Windows 8 è ancora una miniera da scoprire, con diverse opzioni nascoste che consentono da un lato di personalizzare (con moderazione) l’interfaccia utente in maniera che sia più gestibile soprattutto l’interfaccia “Modern-UI”, che attira le critiche più feroci dei detrattori, e dall’altro lato danno la possibilità di migliorare le impostazioni di sicurezza al fine da garantire privacy ed efficienza alla macchina.
E’ il caso delle impostazioni di sicurezza che contraddistinguono Windows 8: la prima da sottolineare è chiamata Secure Boots, inclusa nel sistema EUFI, il sistema di boot che sostituisce l’antiquato BIOS e principale ragione per la quale le macchine che vengono distribuite con Windows 8 preinstallato sono più performanti di quelle che ospitano l’aggiornamento da Windows 7. Alcuni pc venduti gli scorsi mesi presentavano l’opzione per UEFI, ma per sfruttare al meglio le impostazioni di sicurezza date dal SecureBoot, la versione di UEFI deve essere la 2.3.1 . SecureBoot è un meccanismo che consente di avviare il sistema operativo in maniera che nessun malware possa disturbare l’esecuzione del sistema operativo, in pratica azzerando l’effetto dei deleteri ransomware che prendono di mira proprio l’avvio di Windows.
Passando avanti, anche il momento del login deve essere personalizzato in maniera da rendere efficiente e sicuro l’utilizzo del PC: la scelta di utilizzare l’account Microsoft con annesso indirizzo email è una scelta molto comune, ma che include l’utilizzo di un account che andrà ad ospitare le impostazioni di Windows, le preferenze, le password salvate, la cronologia del browser, le apps installate e molto altro ancora; inoltre, se si utilizza il medesimo account Microsoft su un altro dispositivo Windows 8, le impostazioni vengono sincronizzate. Sebbene tutto questo appaia – ed effettivamente sia – comodo, pone anche una problematica molto seria dal punto di vista della sicurezza dei dati: perdendo infatti la password dell’account Microsoft, tutto è nelle mani del hacker che avrà anche accesso ai dati on the cloud.

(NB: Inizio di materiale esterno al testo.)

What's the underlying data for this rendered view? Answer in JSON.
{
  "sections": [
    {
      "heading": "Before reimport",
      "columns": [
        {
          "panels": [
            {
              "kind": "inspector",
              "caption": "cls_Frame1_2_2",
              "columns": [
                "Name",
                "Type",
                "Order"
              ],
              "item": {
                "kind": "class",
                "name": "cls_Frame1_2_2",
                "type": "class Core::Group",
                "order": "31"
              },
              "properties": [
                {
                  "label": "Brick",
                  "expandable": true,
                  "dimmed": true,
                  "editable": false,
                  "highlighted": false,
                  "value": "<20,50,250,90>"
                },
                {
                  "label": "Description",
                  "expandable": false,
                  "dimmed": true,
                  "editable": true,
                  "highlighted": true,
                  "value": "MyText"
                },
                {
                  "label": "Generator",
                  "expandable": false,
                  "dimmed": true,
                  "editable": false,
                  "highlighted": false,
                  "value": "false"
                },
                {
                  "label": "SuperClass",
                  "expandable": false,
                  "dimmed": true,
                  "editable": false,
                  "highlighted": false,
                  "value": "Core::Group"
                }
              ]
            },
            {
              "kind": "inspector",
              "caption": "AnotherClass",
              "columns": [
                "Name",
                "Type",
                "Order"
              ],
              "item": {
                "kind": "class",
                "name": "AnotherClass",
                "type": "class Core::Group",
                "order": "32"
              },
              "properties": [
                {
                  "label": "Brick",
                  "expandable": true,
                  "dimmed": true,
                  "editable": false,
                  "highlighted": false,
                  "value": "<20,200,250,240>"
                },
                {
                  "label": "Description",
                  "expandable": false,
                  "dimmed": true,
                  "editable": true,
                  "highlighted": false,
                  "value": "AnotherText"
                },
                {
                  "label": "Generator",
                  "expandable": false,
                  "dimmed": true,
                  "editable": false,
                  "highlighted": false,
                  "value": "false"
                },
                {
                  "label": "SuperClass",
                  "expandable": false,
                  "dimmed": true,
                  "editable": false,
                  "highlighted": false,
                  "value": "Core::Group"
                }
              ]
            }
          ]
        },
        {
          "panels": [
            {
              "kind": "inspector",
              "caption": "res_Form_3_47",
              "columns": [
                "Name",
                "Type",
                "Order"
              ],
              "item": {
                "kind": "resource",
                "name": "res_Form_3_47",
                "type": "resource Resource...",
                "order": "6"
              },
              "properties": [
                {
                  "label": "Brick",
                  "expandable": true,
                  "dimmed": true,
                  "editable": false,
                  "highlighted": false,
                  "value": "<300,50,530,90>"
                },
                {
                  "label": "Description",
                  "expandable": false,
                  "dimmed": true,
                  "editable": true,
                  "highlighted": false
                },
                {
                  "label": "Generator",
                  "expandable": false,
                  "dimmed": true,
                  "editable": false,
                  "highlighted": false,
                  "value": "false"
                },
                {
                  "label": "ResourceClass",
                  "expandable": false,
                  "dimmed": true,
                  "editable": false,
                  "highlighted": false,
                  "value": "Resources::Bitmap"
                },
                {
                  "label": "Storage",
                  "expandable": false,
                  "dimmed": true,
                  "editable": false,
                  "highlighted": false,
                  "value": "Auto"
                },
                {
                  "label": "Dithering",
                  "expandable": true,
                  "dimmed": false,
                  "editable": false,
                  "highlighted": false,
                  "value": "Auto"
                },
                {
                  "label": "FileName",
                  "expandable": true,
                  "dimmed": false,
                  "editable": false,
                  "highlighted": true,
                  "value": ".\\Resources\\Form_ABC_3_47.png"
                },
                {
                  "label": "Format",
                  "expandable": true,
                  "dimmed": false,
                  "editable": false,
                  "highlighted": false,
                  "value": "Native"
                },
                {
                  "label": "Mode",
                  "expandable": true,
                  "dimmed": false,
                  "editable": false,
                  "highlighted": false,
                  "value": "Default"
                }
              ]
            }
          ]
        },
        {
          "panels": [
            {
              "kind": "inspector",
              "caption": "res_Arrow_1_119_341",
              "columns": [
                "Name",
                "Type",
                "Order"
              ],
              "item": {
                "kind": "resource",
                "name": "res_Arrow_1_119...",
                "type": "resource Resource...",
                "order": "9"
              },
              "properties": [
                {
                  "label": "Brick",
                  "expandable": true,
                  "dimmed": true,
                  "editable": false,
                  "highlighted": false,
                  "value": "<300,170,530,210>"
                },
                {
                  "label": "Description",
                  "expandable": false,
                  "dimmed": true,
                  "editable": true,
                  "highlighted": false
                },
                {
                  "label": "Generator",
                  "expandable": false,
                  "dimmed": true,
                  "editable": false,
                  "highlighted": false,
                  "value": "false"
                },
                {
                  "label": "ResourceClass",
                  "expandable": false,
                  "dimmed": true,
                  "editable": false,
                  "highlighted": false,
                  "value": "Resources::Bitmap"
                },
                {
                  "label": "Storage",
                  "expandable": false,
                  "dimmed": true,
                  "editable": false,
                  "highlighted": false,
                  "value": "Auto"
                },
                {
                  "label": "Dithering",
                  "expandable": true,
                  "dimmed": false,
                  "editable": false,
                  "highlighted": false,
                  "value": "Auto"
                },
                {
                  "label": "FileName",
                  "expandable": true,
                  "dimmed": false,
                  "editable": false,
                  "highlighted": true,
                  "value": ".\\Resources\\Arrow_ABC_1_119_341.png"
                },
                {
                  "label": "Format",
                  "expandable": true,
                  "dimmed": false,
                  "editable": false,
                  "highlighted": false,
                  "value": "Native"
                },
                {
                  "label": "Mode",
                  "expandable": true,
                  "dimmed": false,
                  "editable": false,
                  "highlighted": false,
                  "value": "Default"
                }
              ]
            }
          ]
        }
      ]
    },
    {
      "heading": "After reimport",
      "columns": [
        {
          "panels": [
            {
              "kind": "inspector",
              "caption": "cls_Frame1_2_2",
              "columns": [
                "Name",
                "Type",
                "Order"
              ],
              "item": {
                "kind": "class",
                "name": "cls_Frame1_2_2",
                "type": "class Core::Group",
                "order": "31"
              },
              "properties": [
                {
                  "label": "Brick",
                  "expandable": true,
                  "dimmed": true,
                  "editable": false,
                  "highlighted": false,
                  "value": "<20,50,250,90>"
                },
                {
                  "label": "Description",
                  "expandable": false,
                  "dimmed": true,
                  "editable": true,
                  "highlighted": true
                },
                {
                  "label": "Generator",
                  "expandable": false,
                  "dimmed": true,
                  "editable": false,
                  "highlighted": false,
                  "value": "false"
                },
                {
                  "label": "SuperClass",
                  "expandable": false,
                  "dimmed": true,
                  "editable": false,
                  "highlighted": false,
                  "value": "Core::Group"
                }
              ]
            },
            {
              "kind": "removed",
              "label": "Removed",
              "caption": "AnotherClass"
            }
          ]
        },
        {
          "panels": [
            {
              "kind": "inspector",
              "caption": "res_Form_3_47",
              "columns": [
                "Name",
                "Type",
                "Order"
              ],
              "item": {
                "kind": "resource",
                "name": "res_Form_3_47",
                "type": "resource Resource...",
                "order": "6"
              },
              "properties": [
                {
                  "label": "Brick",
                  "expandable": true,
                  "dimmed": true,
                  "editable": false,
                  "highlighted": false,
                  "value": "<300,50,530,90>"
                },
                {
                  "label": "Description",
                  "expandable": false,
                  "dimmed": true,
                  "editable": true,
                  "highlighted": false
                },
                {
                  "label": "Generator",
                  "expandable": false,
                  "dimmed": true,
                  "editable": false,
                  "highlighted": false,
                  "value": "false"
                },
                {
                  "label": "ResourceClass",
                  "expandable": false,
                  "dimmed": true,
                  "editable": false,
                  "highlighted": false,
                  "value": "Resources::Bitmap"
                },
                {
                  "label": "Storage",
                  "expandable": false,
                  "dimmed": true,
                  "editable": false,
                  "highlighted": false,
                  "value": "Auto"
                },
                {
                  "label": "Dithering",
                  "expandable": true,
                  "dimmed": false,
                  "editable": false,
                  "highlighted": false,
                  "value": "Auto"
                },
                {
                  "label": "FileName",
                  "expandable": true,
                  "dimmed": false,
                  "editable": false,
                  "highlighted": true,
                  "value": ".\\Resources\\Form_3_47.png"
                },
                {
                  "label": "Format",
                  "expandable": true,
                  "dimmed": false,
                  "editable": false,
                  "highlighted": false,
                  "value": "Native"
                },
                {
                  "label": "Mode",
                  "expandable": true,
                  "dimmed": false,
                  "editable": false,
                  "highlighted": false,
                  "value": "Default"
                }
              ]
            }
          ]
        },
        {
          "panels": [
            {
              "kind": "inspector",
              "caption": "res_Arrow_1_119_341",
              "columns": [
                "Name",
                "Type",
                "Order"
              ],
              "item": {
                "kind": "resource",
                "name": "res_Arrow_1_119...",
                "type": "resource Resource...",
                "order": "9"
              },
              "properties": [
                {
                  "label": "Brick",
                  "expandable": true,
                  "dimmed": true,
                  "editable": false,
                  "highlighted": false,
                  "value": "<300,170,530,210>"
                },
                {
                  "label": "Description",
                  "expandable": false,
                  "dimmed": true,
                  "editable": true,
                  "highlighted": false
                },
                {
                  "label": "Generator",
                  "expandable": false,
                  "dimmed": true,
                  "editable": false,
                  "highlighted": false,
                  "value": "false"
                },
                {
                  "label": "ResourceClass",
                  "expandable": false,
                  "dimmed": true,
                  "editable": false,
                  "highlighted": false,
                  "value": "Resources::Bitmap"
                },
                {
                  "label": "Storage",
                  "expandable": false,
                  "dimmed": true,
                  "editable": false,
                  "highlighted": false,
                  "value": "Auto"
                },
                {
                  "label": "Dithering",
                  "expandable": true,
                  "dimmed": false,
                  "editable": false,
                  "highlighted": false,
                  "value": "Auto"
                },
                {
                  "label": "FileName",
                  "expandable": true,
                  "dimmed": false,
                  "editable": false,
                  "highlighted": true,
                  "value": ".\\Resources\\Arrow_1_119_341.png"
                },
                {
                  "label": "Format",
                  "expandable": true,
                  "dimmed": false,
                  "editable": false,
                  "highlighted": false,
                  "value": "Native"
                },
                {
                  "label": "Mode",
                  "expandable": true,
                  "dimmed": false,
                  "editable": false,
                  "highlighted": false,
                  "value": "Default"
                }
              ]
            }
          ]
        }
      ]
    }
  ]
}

Per evitare questo pericolo, è preferibile utilizzare un account apposito per Windows 8, con un nome originale ed una password solida. Inoltre, per quello che riguarda la sincronia dei dati, nelle impostazioni del PC di Windows 8 è possibile specificare quali informazioni siano interessate dalla sincronia. Agendo nel pannello “Sync your settings”, si hanno a disposizione delle opzioni che specificano esattamente quali impostazioni personali si desidera siano legate all’account Microsoft (e dunque a tutti i dispositivi nei quali si utilizzano tali credenziali di accesso) e quali invece siano mantenute in locale. Utilizzare questo menù è un ottimo modo per ridurre al minimo il rischio di fughe di informazioni specie se si ha a che fare con diversi dispositivi Windows 8. Microsoft ha previsto una ulteriore protezione contro la sincronia dei dati avventata: la sincronia dei dati (specificati dalle impostazioni) non avverrà su un nuovo dispositivo fino a quando l’utente non confermerà che il nuovo dispositivo è un “Trusted PC“: la procedura include la risposta ad una email che Microsoft spedisce domandando il definitivo permesso di operare la sincronia.
In definitiva, per coloro che utilizzano Windows 8 su macchine non nuove ed attraverso un account Microsoft, è bene osservare le norme di sicurezza descritte, al fine di sfruttare al meglio quanto di buono Microsoft ha fatto per preservare gli utenti di Windows 8.